Work is Funded by Manufacturing USA Grant

Amy Peterson and student in lab
Prof. Amy Peterson is working to speed up production of mesenchymal stem/stromal cells. Here, she is shown in the lab with Ph.D. student Ivan Ding.

By Katharine Webster

Certain cells from adult bone marrow can act as a repair kit for the body. 

Grown outside the body and used therapeutically, these cells, known as mesenchymal stem/stromal cells (MSCs), can repair or replace diseased and damaged tissues, including bone, blood vessels, fat and cartilage. Already used in bone marrow transplants, they also hold enormous potential for treating degenerative disorders such as osteoarthritis and cardiovascular disease. 

But they are difficult and expensive to grow in the quantities necessary for effective therapy. A single dose can include up to 8 million cells, potentially requiring the production of hundreds of millions of cells per patient. 

Assoc. Prof. Amy Peterson, who joined the Plastics Engineering Department a year ago, is working to automate part of that process and make it much less expensive. Her research, conducted with partners in industry and some of her former colleagues at Worcester Polytechnic Institute, is funded by a two-year, $1.44 million grant through the Advanced Regenerative Manufacturing Institute/BioFabUSA, a Manufacturing USA Institute. 

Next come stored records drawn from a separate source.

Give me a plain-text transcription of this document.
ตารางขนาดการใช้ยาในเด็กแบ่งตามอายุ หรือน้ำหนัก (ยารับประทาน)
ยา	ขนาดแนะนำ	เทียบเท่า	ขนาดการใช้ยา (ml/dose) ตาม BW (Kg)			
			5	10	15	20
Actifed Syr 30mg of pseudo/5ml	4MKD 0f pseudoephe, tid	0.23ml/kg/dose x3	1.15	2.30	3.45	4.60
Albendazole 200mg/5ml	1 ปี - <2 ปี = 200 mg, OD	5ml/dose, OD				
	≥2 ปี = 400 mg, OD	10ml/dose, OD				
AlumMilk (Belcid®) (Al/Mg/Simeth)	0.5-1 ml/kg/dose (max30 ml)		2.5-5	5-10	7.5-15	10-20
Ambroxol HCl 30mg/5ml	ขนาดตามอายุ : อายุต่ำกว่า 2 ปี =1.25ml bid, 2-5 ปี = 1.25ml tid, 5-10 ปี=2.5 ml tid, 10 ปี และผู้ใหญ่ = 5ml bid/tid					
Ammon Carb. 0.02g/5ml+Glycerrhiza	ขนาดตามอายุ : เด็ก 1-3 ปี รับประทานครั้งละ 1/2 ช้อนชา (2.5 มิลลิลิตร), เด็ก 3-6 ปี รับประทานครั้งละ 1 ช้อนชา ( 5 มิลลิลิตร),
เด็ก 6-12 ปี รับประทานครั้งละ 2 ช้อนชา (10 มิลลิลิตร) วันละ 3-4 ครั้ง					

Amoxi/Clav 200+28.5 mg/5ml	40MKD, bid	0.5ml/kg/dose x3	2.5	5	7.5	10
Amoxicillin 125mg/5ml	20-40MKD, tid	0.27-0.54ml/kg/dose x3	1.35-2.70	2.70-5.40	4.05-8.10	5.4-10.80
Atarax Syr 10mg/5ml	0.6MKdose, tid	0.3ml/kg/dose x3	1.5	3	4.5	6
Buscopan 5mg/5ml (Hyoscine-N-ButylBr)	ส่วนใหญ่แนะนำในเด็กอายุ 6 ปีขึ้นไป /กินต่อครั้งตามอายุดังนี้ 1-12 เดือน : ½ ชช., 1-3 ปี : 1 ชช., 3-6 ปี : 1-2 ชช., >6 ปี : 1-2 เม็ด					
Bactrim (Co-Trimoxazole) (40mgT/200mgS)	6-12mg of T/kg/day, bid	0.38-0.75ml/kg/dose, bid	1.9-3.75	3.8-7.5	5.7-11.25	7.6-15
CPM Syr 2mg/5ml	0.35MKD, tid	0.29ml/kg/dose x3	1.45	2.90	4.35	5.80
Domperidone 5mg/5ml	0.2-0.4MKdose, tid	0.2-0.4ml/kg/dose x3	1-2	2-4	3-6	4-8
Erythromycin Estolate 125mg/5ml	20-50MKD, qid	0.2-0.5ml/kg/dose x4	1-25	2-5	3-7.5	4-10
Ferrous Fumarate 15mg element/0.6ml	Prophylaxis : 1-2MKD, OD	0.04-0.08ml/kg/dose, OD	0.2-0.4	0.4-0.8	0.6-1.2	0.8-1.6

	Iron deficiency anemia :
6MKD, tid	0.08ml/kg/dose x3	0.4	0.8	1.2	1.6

The state of the art in MSC culture is to grow the cells on tiny plastic beads, known as microcarriers, suspended in a nutritional medium. A dose of growth factor is injected every couple of days to encourage the cells to proliferate. However, growth factor deteriorates quickly, so most of each dose is wasted, Peterson says. 

She and her colleagues are figuring out how to coat the microcarriers with a timed-release growth factor that will encourage the cells to attach to the beads and multiply. The process would be more economical than current methods, she says. 

“You can use less growth factor and have it be more effective,” she says. “We’re trying to formulate these coatings to be optimal for the bioreactor environment while encouraging the MSCs to proliferate and maintain their undifferentiated (non-specialized) state.” 

Peterson, whose background is in chemical engineering, is working on the coating formulation, while her colleagues at WPI are working on automating the coating process. Their partners in industry, who also contribute research expertise, include RoosterBio, which grows MSCs; Akron Biotech, which produces a range of recombinant growth factors; and Rockwell Automation, which automates highly specialized processes.